Annullamento di azioni proprie e violazione del diritto di informazione dei soci
La delibera di riduzione del capitale sociale mediante annullamento di azioni proprie è impugnabile se l’inadempimento da parte del CdA degli obblighi informativi ex art. 2445 c.c. impedisce una partecipazione consapevole e informata dei soci; stante la stretta consequenzialità con il correlato aumento del capitale sociale, vengono meno anche i presupposti della suddetta delibera che quindi va parimenti caducata.
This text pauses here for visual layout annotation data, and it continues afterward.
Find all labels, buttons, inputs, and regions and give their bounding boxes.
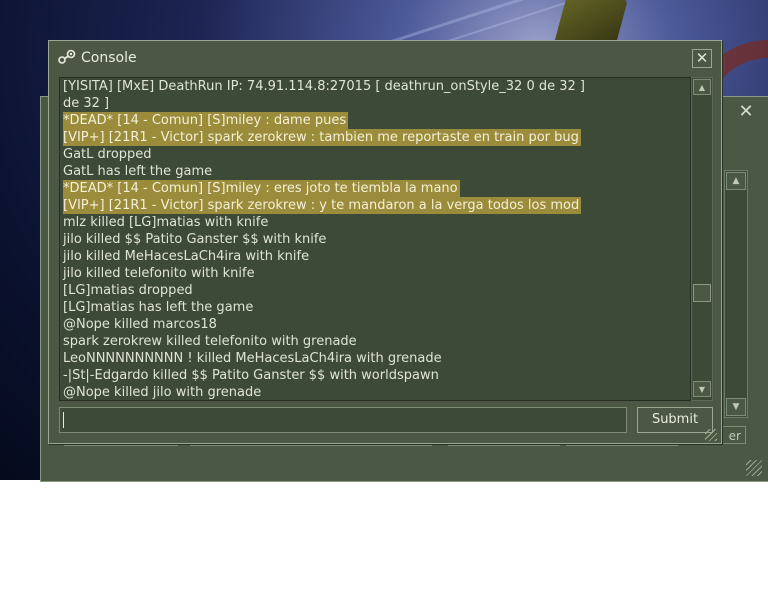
log-line: *DEAD* [14 - Comun] [S]miley : dame pues: [63, 112, 349, 129]
log-line: jilo killed $$ Patito Ganster $$ with kn…: [63, 232, 327, 247]
log-line: mlz killed [LG]matias with knife: [63, 215, 269, 230]
background-window-list[interactable]: [724, 170, 748, 418]
log-line: -|St|-Edgardo killed $$ Patito Ganster $…: [63, 368, 439, 383]
console-window: Console ✕ [YISITA] [MxE] DeathRun IP: 74…: [48, 40, 722, 444]
scroll-down-icon[interactable]: ▼: [693, 381, 711, 397]
background-resize-grip-icon[interactable]: [746, 460, 762, 476]
log-line: [LG]matias has left the game: [63, 300, 254, 315]
scroll-thumb[interactable]: [693, 284, 711, 302]
log-line: [LG]matias dropped: [63, 283, 193, 298]
log-line: jilo killed telefonito with knife: [63, 266, 255, 281]
log-line: de 32 ]: [63, 96, 110, 111]
log-line: jilo killed MeHacesLaCh4ira with knife: [63, 249, 310, 264]
log-scrollbar[interactable]: ▲ ▼: [691, 77, 713, 401]
log-line: [VIP+] [21R1 - Victor] spark zerokrew : …: [63, 197, 582, 214]
log-line: [YISITA] [MxE] DeathRun IP: 74.91.114.8:…: [63, 79, 585, 94]
log-line: GatL dropped: [63, 147, 152, 162]
background-scroll-up-icon[interactable]: ▲: [726, 172, 746, 190]
resize-grip-icon[interactable]: [705, 429, 717, 441]
close-icon[interactable]: ✕: [692, 49, 712, 68]
background-scroll-down-icon[interactable]: ▼: [726, 398, 746, 416]
log-line: [VIP+] [21R1 - Victor] spark zerokrew : …: [63, 129, 581, 146]
submit-button[interactable]: Submit: [637, 407, 713, 433]
command-input[interactable]: [59, 407, 627, 433]
log-line: @Nope killed jilo with grenade: [63, 385, 262, 400]
text-caret: [63, 412, 64, 428]
log-line: *DEAD* [14 - Comun] [S]miley : eres joto…: [63, 180, 460, 197]
log-line: GatL has left the game: [63, 164, 213, 179]
log-line: LeoNNNNNNNNNN ! killed MeHacesLaCh4ira w…: [63, 351, 442, 366]
steam-icon: [58, 49, 76, 64]
background-window-close-icon[interactable]: ✕: [737, 103, 755, 121]
log-line: spark zerokrew killed telefonito with gr…: [63, 334, 357, 349]
console-title-bar[interactable]: Console ✕: [49, 41, 721, 75]
console-title: Console: [81, 50, 137, 66]
console-log[interactable]: [YISITA] [MxE] DeathRun IP: 74.91.114.8:…: [59, 77, 691, 401]
scroll-up-icon[interactable]: ▲: [693, 79, 711, 95]
log-line: @Nope killed marcos18: [63, 317, 217, 332]
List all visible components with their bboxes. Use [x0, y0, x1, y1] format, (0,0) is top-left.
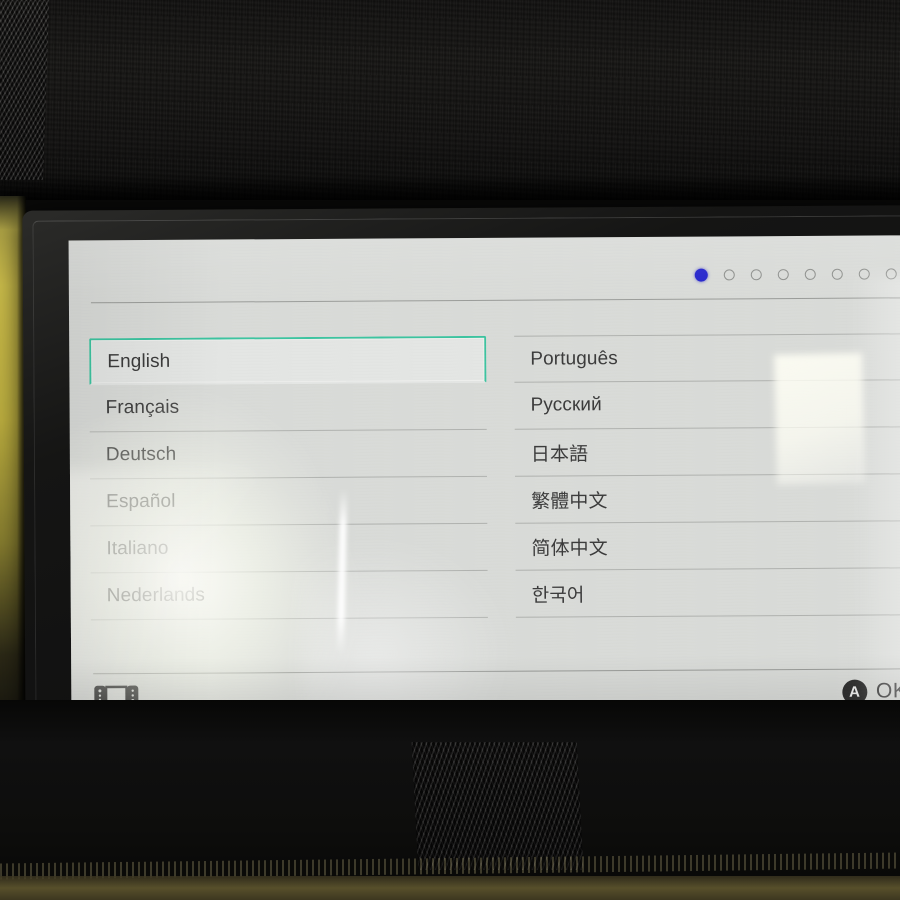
language-option-portugues[interactable]: Português — [514, 333, 900, 383]
language-option-deutsch[interactable]: Deutsch — [89, 429, 488, 480]
language-column-right: Português Русский 日本語 繁體中文 简体中文 한국어 — [514, 333, 900, 618]
case-webbing-strap — [0, 0, 50, 180]
language-option-italiano[interactable]: Italiano — [90, 523, 488, 574]
language-option-francais[interactable]: Français — [89, 382, 487, 433]
page-dot-4[interactable] — [777, 269, 789, 281]
case-vertical-strap — [411, 742, 584, 870]
language-option-korean[interactable]: 한국어 — [515, 568, 900, 618]
language-option-russian[interactable]: Русский — [514, 380, 900, 430]
language-column-left: English Français Deutsch Español Italian… — [89, 335, 488, 621]
page-dot-3[interactable] — [750, 269, 762, 281]
language-option-espanol[interactable]: Español — [90, 476, 488, 527]
page-dot-8[interactable] — [885, 268, 897, 280]
background-tan-surface — [0, 876, 900, 900]
page-dot-1[interactable] — [694, 268, 708, 282]
header-divider — [90, 297, 900, 304]
language-list: English Français Deutsch Español Italian… — [69, 333, 900, 621]
language-option-english[interactable]: English — [89, 335, 487, 386]
language-select-screen: English Français Deutsch Español Italian… — [69, 235, 900, 726]
page-dot-6[interactable] — [831, 268, 843, 280]
page-dot-7[interactable] — [858, 268, 870, 280]
case-fabric-top — [0, 0, 900, 200]
device-screen[interactable]: English Français Deutsch Español Italian… — [68, 235, 900, 727]
page-dot-2[interactable] — [723, 269, 735, 281]
language-option-simplified-chinese[interactable]: 简体中文 — [515, 521, 900, 571]
photo-scene: English Français Deutsch Español Italian… — [0, 0, 900, 900]
page-indicator — [694, 267, 897, 282]
language-option-traditional-chinese[interactable]: 繁體中文 — [515, 474, 900, 524]
nintendo-switch-device: English Français Deutsch Español Italian… — [22, 205, 900, 746]
language-option-japanese[interactable]: 日本語 — [514, 427, 900, 477]
language-option-nederlands[interactable]: Nederlands — [90, 570, 488, 621]
page-dot-5[interactable] — [804, 268, 816, 280]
Nel caso di una riduzione del capitale ai sensi dell’art. 2445 c.c. e successiva delibera di aumento di capitale, il fumus boni iuris dell’istanza di sospensione è dato dalla violazione dell’art. 2445 c.c. in ragione dell’assenza di adeguate giustificazioni e successivi chiarimenti con riferimento all’operazione di riduzione del capitale sociale, non essendo sanabile la carenza di trasparenza con il rinvio ex art. 2374 c.c., ma solo ad iniziativa dello stesso organo amministrativo preponente. Quanto poi al periculum in mora, i soci di minoranza subirebbero un evidente pregiudizio economico in conseguenza dell’esborso cui sarebbero obbligati con l’aumento del capitale sociale per evitare una diluizione della loro partecipazione, pregiudizio del tutto sproporzionato rispetto a quello che verrebbe arrecato alla società per la sospensione della delibera vista la sua situazione di assoluta patrimonializzazione.
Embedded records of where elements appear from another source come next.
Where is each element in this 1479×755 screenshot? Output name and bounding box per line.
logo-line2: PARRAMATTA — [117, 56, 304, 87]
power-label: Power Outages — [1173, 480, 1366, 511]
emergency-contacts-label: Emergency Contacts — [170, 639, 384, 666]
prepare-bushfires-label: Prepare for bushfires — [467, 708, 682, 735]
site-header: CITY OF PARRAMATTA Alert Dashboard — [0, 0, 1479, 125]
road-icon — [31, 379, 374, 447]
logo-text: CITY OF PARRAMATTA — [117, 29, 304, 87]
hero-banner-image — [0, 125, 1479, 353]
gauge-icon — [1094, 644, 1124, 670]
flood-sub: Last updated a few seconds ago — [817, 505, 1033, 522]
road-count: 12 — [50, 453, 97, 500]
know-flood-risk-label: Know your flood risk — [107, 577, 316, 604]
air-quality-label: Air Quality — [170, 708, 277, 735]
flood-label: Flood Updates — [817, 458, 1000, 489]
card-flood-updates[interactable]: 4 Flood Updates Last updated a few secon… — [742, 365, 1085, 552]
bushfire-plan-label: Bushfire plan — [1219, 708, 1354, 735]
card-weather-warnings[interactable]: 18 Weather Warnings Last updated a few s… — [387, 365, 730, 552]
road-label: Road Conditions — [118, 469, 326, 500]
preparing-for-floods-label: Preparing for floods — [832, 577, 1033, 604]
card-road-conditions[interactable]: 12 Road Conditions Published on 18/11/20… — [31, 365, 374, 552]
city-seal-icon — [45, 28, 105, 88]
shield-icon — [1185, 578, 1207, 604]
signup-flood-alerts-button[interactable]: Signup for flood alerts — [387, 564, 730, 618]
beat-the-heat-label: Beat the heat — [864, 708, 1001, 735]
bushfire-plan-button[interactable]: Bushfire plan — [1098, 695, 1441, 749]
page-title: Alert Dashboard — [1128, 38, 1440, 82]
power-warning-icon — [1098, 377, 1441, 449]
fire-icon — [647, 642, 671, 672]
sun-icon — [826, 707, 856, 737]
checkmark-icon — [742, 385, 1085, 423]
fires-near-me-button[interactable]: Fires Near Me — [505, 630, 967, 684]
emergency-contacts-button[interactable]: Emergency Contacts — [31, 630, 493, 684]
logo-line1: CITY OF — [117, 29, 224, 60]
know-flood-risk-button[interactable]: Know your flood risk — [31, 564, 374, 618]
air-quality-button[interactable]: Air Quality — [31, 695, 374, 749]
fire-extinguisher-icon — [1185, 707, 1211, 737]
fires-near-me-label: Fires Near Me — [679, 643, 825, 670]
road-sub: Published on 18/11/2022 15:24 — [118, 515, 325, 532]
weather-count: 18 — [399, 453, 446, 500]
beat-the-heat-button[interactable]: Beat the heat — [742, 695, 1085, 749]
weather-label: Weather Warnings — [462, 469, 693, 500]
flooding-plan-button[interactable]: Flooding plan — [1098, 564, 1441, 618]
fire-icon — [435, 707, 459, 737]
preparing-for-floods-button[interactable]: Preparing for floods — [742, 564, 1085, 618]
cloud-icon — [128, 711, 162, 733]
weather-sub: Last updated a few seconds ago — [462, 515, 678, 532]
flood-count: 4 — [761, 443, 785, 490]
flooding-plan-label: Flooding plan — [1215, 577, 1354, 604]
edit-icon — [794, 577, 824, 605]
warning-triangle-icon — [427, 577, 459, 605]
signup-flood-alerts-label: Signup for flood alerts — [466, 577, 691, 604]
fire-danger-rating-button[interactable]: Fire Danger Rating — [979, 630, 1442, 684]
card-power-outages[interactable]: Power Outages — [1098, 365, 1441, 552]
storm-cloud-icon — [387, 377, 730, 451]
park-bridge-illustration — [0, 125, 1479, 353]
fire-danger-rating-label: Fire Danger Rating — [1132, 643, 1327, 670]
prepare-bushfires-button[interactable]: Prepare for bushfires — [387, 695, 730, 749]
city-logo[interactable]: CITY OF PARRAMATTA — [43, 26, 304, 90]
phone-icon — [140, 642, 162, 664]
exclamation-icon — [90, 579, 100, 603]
Nell’ambito del tentativo di conciliazione da esperirsi ex art. 2378, co. 4, il giudice può invitare la società a provvedere alla convocazione di una nuova assemblea così da assumere una “nuova” delibera sostitutiva di quella impugnata e, una volta preso atto della impossibilità allo stato di una composizione stragiudiziale, può adottare una decisione sulla base dei motivi di impugnazione e delle risultanze documentali al momento della proposizione del ricorso.